The impressive reddish-gray castle compound, made of sun-dried mud bricks, palm-tree trunks and straw, was the greatest mud-brick structure in the world, dominating the Kavir Desert in southeast Iran , an arid and mountainous area near the Afghan and Pakistan borders. Tens of thousands of people visited each year, including one American who reportedly died in the quake.

At least 2,000 years old, the citadel of Bam has been subject to countless invasions during its history and was completely sacked on several occasions.

Part of a major trade route, Bam became one of the first places in Iran to adopt Islam. Its Zoroastrian inhabitants built the first mosques found in Iran , said Bernard Hourcade, a geographer and Iran specialist at Paris ' National Research Center .

The citadel was abandoned by its inhabitants in 1722 following an Afghan invasion of Iran . It was thus spared the burdens of modernization and preserved as an archaeological treasure.

"It's like a city frozen in time that gives the perfect picture of ancient cities of the old Iranian plateau," said Remy Boucharlat, an archaeologist at the University of Lyon, France, specializing in Iran.

Spread out over four square miles, the old city of Bam was perched on a 200-foot-high rock and dominated by 38 towers, some rising as high as 120 feet. Four walls protected the city from potential invaders.

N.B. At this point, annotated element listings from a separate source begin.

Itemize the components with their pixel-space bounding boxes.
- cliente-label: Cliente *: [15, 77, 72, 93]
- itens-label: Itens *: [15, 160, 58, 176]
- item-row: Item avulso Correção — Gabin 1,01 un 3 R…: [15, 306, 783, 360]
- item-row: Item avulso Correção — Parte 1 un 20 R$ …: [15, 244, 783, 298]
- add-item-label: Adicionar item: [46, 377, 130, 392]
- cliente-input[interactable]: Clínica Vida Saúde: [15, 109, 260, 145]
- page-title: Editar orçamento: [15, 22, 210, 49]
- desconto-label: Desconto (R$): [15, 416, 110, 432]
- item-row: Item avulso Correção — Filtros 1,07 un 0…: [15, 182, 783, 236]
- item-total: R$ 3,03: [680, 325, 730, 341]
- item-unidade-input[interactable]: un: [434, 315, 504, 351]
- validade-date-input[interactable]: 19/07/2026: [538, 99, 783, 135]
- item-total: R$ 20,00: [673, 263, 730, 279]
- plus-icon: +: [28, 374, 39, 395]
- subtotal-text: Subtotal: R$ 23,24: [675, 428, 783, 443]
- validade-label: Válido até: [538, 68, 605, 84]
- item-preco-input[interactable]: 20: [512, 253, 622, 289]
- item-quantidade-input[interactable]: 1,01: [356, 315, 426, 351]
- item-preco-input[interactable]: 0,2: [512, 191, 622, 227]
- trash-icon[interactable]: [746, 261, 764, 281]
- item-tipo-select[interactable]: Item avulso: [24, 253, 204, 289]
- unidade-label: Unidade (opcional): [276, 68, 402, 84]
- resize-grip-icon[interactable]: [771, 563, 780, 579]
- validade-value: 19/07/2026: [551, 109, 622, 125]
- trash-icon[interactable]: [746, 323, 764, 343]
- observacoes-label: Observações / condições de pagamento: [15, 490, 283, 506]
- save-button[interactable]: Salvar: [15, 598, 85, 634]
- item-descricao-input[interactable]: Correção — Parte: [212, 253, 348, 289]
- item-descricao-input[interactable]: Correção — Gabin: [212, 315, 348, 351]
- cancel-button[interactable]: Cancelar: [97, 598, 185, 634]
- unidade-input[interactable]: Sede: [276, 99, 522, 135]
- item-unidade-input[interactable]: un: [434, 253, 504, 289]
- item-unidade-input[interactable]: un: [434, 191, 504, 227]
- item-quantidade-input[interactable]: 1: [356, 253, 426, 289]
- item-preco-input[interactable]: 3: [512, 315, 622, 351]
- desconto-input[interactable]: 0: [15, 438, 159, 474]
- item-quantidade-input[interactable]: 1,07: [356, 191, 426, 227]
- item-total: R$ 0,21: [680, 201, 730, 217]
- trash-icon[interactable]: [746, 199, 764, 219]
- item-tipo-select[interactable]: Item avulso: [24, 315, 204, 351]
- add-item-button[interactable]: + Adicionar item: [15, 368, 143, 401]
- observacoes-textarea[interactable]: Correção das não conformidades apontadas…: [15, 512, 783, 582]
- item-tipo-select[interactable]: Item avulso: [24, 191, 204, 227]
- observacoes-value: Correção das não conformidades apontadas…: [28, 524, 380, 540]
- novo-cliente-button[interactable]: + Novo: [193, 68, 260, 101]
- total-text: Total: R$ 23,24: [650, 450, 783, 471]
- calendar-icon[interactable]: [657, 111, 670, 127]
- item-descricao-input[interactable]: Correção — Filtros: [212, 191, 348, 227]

Bam was a perfectly preserved specimen of an ancient fortress city, Boucharlat said. It included high walls, residential quarters and administrative buildings on a natural hill, streets, several mosques, bathhouses and windtowers.

"In short," Boucharlat said, "it's a true lesson in architecture."

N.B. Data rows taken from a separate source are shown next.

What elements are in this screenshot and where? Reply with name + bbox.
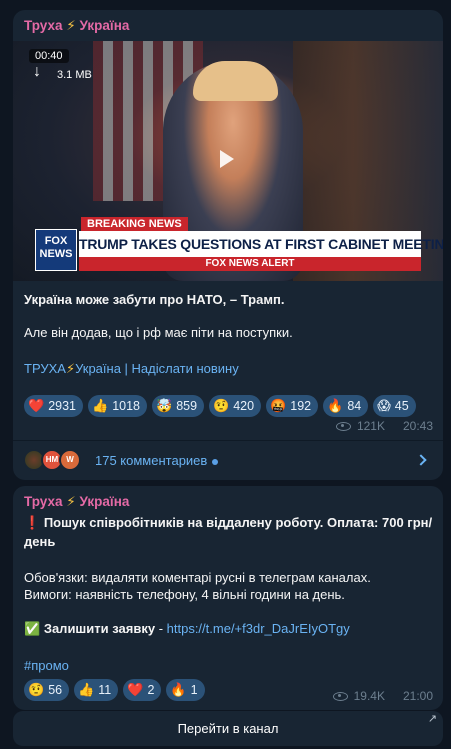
comments-count: 175 комментариев	[95, 453, 219, 468]
reaction-raised-eyebrow[interactable]: 🤨 420	[209, 395, 262, 417]
post-footer: ТРУХА⚡Україна | Надіслати новину	[24, 359, 434, 378]
lightning-icon: ⚡	[66, 18, 76, 33]
reaction-angry[interactable]: 🤬 192	[266, 395, 319, 417]
footer-channel-link[interactable]: ТРУХА	[24, 361, 66, 376]
reaction-count: 1018	[112, 399, 140, 413]
reaction-count: 2931	[48, 399, 76, 413]
view-count: 19.4K	[353, 689, 385, 703]
post-title: Україна може забути про НАТО, – Трамп.	[24, 292, 285, 307]
download-arrow-icon: ↓	[33, 63, 41, 80]
reaction-count: 2	[147, 683, 155, 697]
comments-button[interactable]: HM W 175 комментариев	[13, 444, 443, 478]
raised-eyebrow-icon: 🤨	[28, 682, 45, 697]
channel-name-text: Труха	[24, 18, 63, 33]
promo-link[interactable]: https://t.me/+f3dr_DaJrEIyOTgy	[167, 621, 350, 636]
view-count: 121K	[356, 419, 385, 433]
reaction-scream[interactable]: 😱 45	[373, 395, 416, 417]
reaction-heart[interactable]: ❤️ 2931	[24, 395, 83, 417]
lightning-icon: ⚡	[66, 494, 76, 509]
commenter-avatars: HM W	[23, 449, 93, 471]
scream-icon: 😱	[377, 398, 391, 413]
promo-cta: ✅ Залишити заявку - https://t.me/+f3dr_D…	[24, 619, 434, 638]
fox-news-logo: FOX NEWS	[35, 229, 77, 271]
promo-headline-text: Пошук співробітників на віддалену роботу…	[24, 515, 433, 549]
mind-blown-icon: 🤯	[156, 398, 173, 413]
reaction-count: 1	[190, 683, 198, 697]
footer-separator: |	[120, 361, 132, 376]
footer-channel-suffix[interactable]: Україна	[75, 361, 121, 376]
channel-name[interactable]: Труха ⚡ Україна	[24, 494, 129, 510]
go-to-channel-label: Перейти в канал	[177, 721, 279, 736]
check-mark-icon: ✅	[24, 621, 41, 636]
reaction-heart[interactable]: ❤️ 2	[123, 679, 162, 701]
heart-icon: ❤️	[28, 398, 45, 413]
fire-icon: 🔥	[170, 682, 187, 697]
reactions-bar: 🤨 56 👍 11 ❤️ 2 🔥 1	[24, 679, 205, 701]
message-time: 20:43	[402, 419, 433, 433]
promo-cta-label: Залишити заявку	[43, 621, 156, 636]
reaction-thumbs-up[interactable]: 👍 11	[74, 679, 119, 701]
message-meta: 19.4K 21:00	[332, 689, 433, 703]
message-bubble-news[interactable]: Труха ⚡ Україна 00:40 ↓ 3.1 MB BREAKING …	[13, 10, 443, 480]
unread-dot-icon	[212, 458, 219, 465]
reaction-count: 859	[176, 399, 198, 413]
cta-separator: -	[155, 621, 167, 636]
reaction-thumbs-up[interactable]: 👍 1018	[88, 395, 147, 417]
reaction-mind-blown[interactable]: 🤯 859	[152, 395, 205, 417]
reaction-count: 56	[48, 683, 63, 697]
go-to-channel-button[interactable]: Перейти в канал ↗	[13, 711, 443, 746]
raised-eyebrow-icon: 🤨	[213, 398, 230, 413]
reaction-raised-eyebrow[interactable]: 🤨 56	[24, 679, 70, 701]
play-icon[interactable]	[220, 150, 234, 168]
lightning-icon: ⚡	[65, 361, 76, 376]
reaction-count: 84	[347, 399, 362, 413]
message-bubble-promo[interactable]: Труха ⚡ Україна ❗ Пошук співробітників н…	[13, 486, 443, 710]
heart-icon: ❤️	[127, 682, 144, 697]
channel-name-text: Труха	[24, 494, 63, 509]
reaction-fire[interactable]: 🔥 1	[166, 679, 205, 701]
channel-name[interactable]: Труха ⚡ Україна	[24, 18, 129, 34]
reaction-count: 11	[98, 683, 112, 697]
reaction-fire[interactable]: 🔥 84	[323, 395, 369, 417]
divider	[13, 440, 443, 441]
angry-face-icon: 🤬	[270, 398, 287, 413]
reaction-count: 420	[233, 399, 255, 413]
thumbs-up-icon: 👍	[92, 398, 109, 413]
video-alert-ticker: FOX NEWS ALERT	[79, 257, 421, 271]
reaction-count: 45	[394, 399, 409, 413]
video-file-size: 3.1 MB	[57, 69, 92, 81]
message-meta: 121K 20:43	[335, 419, 433, 433]
eye-icon	[335, 421, 351, 431]
message-time: 21:00	[402, 689, 433, 703]
video-duration: 00:40	[29, 49, 69, 63]
promo-headline: ❗ Пошук співробітників на віддалену робо…	[24, 513, 434, 551]
reactions-bar: ❤️ 2931 👍 1018 🤯 859 🤨 420 🤬 192 🔥 84 😱 45	[24, 395, 416, 417]
arrow-up-right-icon: ↗	[427, 713, 437, 725]
fire-icon: 🔥	[327, 398, 344, 413]
thumbs-up-icon: 👍	[78, 682, 95, 697]
breaking-news-banner: BREAKING NEWS	[81, 217, 188, 231]
post-body: Але він додав, що і рф має піти на посту…	[24, 325, 293, 340]
avatar: W	[59, 449, 81, 471]
chevron-right-icon	[415, 454, 427, 466]
video-headline: TRUMP TAKES QUESTIONS AT FIRST CABINET M…	[79, 231, 443, 257]
video-person-hair	[193, 61, 278, 101]
video-preview[interactable]: 00:40 ↓ 3.1 MB BREAKING NEWS FOX NEWS TR…	[13, 41, 443, 281]
eye-icon	[332, 691, 348, 701]
promo-requirements: Вимоги: наявність телефону, 4 вільні год…	[24, 587, 345, 602]
hashtag-link[interactable]: #промо	[24, 656, 434, 675]
reaction-count: 192	[290, 399, 312, 413]
channel-name-suffix: Україна	[79, 18, 130, 33]
send-news-link[interactable]: Надіслати новину	[132, 361, 239, 376]
channel-name-suffix: Україна	[79, 494, 130, 509]
exclamation-icon: ❗	[24, 515, 41, 530]
comments-label: 175 комментариев	[95, 453, 208, 468]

Over the past two decades, the oasis town that developed around the ancient citadel has struggled to house and employ a new generation of young Iranians, and its identity as an archaeological city has been partly eclipsed by a growth in manufacturing jobs and a plan to turn the area into a tax-free trade zone to lure foreign investment. Daewoo, a Korean car manufacturer, has set up a car-seat factory there.

Migrant workers from the countryside and from Afghanistan flocked to the city, boosting the population of the sleepy village - which had no more than 13,000 inhabitants during its medieval peak - to nearly 80,000 in the city and 100,000 in the outlying areas.

With the ancient citadel leveled, global cultural experts have already begun planning for its possible restoration.